Одноклассники, вежливо отказавшись от предложения остаться на ужин, начали собираться.

– Простите, но меня ждёт дядя, – виновато произнёс Леон.

– У нас сегодня семейный ужин с родителями, – вторила ему Оливия.

Я проводил их до входной двери. За Кагером приехал новый водитель, на этот раз женщина‑ полукровка. Оливия помахала мне, и они с братом уселись в автомобиль. Я поднялся в свою комнату, когда машины покинули двор.

– Прости за Оливера, – начал было я. – Он не такой заносчивый, как могло показаться.

– Да всё путём, не парься…

– Останешься сегодня?

– Нет. – Лоу приподнялся на кровати. – Я завтра утром уезжаю, нужно отметиться в школе.

– Ясно, – неловко бросил я.

– Хотел тебе кое‑ что дать. – Он протянул мне руку, зажимая что‑ то в кулаке. – Ключ от моего дома.

– Зачем?

– Я с лёгкостью попадаю в твой дом. Теперь у тебя будет возможность приходить, когда захочешь. И я уже предупредил Джерома и Эдварда. Вы можете собираться у меня и работать над своим проектом.

– Это как‑ то слишком, – тихо проговорил я, разглядывая ключ.

– Да брось. Так будет справедливо. Я давно хотел сделать тебе дубликат.

Когда мы играли в Resident of Evil, пришло эсэмэс от Оливии. Сердце забилось как бешеное. Я представил, как она приглашает меня погулять, возможно, мы сходим с ней в картинную галерею, слышал, там сейчас интересная выставка. Или можно посетить Музей современного искусства. На худой конец просто сходить в кино. Но моим мечтам не суждено было сбыться:

«Привет. Хотела извиниться за Оливера. Он не всегда такой придурок, и не хотел обидеть Скэриэла. Оливер любит вступать в дискуссии, если ему нравится собеседник. Так что сегодняшняя их небольшая перепалка – это так Оливер показывает свою заинтересованность. Пожалуйста, не говори ему, что я тебе писала. Спасибо».

 

XV

 

Больше всего в лицее я ненавидел практические занятия по тёмной материи. Я был готов написать пять эссе и сделать не одну проектную работу, если это позволило бы мне избежать практики.
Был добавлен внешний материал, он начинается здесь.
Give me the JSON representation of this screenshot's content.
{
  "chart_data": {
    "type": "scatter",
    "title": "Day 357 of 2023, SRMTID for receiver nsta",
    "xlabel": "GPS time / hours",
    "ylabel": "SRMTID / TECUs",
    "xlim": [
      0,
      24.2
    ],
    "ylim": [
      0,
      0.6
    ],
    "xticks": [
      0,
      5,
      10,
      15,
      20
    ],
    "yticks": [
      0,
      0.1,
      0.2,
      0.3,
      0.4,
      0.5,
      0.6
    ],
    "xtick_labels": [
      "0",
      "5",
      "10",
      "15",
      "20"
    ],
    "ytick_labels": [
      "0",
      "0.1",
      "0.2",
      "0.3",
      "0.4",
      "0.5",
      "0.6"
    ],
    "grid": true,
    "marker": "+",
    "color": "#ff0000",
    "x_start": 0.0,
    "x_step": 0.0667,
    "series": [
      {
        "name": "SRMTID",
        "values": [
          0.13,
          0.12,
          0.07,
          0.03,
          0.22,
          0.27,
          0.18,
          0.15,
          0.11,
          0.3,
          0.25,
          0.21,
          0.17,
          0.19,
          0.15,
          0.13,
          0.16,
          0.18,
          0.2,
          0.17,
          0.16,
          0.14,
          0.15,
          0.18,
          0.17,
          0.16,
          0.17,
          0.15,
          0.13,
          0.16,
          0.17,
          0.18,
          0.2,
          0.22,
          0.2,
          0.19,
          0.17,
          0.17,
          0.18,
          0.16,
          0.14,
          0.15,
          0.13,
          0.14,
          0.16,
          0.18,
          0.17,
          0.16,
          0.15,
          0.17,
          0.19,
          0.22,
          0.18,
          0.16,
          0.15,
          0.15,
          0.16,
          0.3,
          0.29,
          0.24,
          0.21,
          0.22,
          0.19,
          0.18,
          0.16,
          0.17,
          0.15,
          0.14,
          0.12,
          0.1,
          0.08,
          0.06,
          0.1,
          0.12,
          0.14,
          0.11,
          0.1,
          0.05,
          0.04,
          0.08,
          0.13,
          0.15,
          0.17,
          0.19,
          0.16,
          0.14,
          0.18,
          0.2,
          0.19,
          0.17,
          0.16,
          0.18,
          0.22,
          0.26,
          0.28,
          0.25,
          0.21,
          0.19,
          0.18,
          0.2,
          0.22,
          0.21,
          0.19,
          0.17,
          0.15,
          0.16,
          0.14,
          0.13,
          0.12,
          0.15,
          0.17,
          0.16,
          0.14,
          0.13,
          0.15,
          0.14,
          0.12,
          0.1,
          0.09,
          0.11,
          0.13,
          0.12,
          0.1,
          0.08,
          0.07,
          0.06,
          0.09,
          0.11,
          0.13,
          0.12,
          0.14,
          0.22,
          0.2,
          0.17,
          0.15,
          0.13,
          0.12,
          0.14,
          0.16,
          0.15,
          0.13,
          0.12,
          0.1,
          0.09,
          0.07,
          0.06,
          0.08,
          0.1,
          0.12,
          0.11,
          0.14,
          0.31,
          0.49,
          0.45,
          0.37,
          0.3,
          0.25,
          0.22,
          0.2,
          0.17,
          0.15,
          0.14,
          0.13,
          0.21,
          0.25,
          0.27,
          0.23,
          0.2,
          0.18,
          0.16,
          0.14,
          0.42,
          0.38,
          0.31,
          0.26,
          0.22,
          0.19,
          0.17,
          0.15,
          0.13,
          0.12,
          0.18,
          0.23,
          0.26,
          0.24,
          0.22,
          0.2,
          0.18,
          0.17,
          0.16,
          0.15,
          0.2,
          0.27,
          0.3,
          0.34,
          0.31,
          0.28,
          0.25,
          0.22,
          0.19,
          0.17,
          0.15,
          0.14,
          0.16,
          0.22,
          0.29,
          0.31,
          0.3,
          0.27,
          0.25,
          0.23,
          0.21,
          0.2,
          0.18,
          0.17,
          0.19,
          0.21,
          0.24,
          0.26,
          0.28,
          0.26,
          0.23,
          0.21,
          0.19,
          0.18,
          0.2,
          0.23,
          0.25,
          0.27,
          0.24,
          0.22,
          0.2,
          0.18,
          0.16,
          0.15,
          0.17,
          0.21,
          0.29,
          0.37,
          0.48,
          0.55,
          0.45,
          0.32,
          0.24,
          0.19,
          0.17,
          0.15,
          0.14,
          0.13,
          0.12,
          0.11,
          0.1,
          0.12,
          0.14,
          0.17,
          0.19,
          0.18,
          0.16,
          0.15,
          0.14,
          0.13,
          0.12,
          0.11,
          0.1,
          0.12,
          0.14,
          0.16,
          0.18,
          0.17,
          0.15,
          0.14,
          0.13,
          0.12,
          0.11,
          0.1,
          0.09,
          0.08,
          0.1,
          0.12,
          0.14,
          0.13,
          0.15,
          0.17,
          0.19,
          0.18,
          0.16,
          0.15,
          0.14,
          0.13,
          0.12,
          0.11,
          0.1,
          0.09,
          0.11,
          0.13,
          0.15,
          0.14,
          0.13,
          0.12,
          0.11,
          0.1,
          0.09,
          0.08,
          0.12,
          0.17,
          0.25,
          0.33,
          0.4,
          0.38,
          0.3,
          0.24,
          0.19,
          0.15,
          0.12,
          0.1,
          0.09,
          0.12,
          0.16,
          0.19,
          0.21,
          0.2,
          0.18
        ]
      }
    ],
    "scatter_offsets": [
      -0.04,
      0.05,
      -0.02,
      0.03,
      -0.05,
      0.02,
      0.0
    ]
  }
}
В нашем мире существует деление на социальные классы по уровню тёмной материи. Каждый год чистокровные в учебных заведениях сдают экзамены, чтобы подтвердить свой уровень. Чистокровный с высоким уровнем может занимать значимые должности, вплоть до управления страной.

Полукровки владеют тёмной материей на ничтожном уровне. У них недостаточно средств, чтобы достигнуть мастерства. Низшие не владеют тёмной материей вовсе. В школах полукровкам и низшим не преподают ни теорию, ни практику: это считается бессмысленным для них занятием.

В одиннадцать лет чистокровные сдают свой первый экзамен – по‑ другому его называют Церемонией огня. В этом возрасте мы уже способны извлекать большие тёмные сгустки. Но важно не только извлечь, но и направить силу. Вначале тёмная материя – это неконтролируемый сгусток тёмного дыма. Он быстро испаряется и не может причинить вред. В школах и лицеях учат контролировать материю, делать её густой и плотной. В высших учебных заведениях на практических занятиях учат преобразовывать тёмную материю в твёрдый материал. С виду он так и остаётся сгустком тёмного дыма, но причинённый вред от удара возрастает во много раз.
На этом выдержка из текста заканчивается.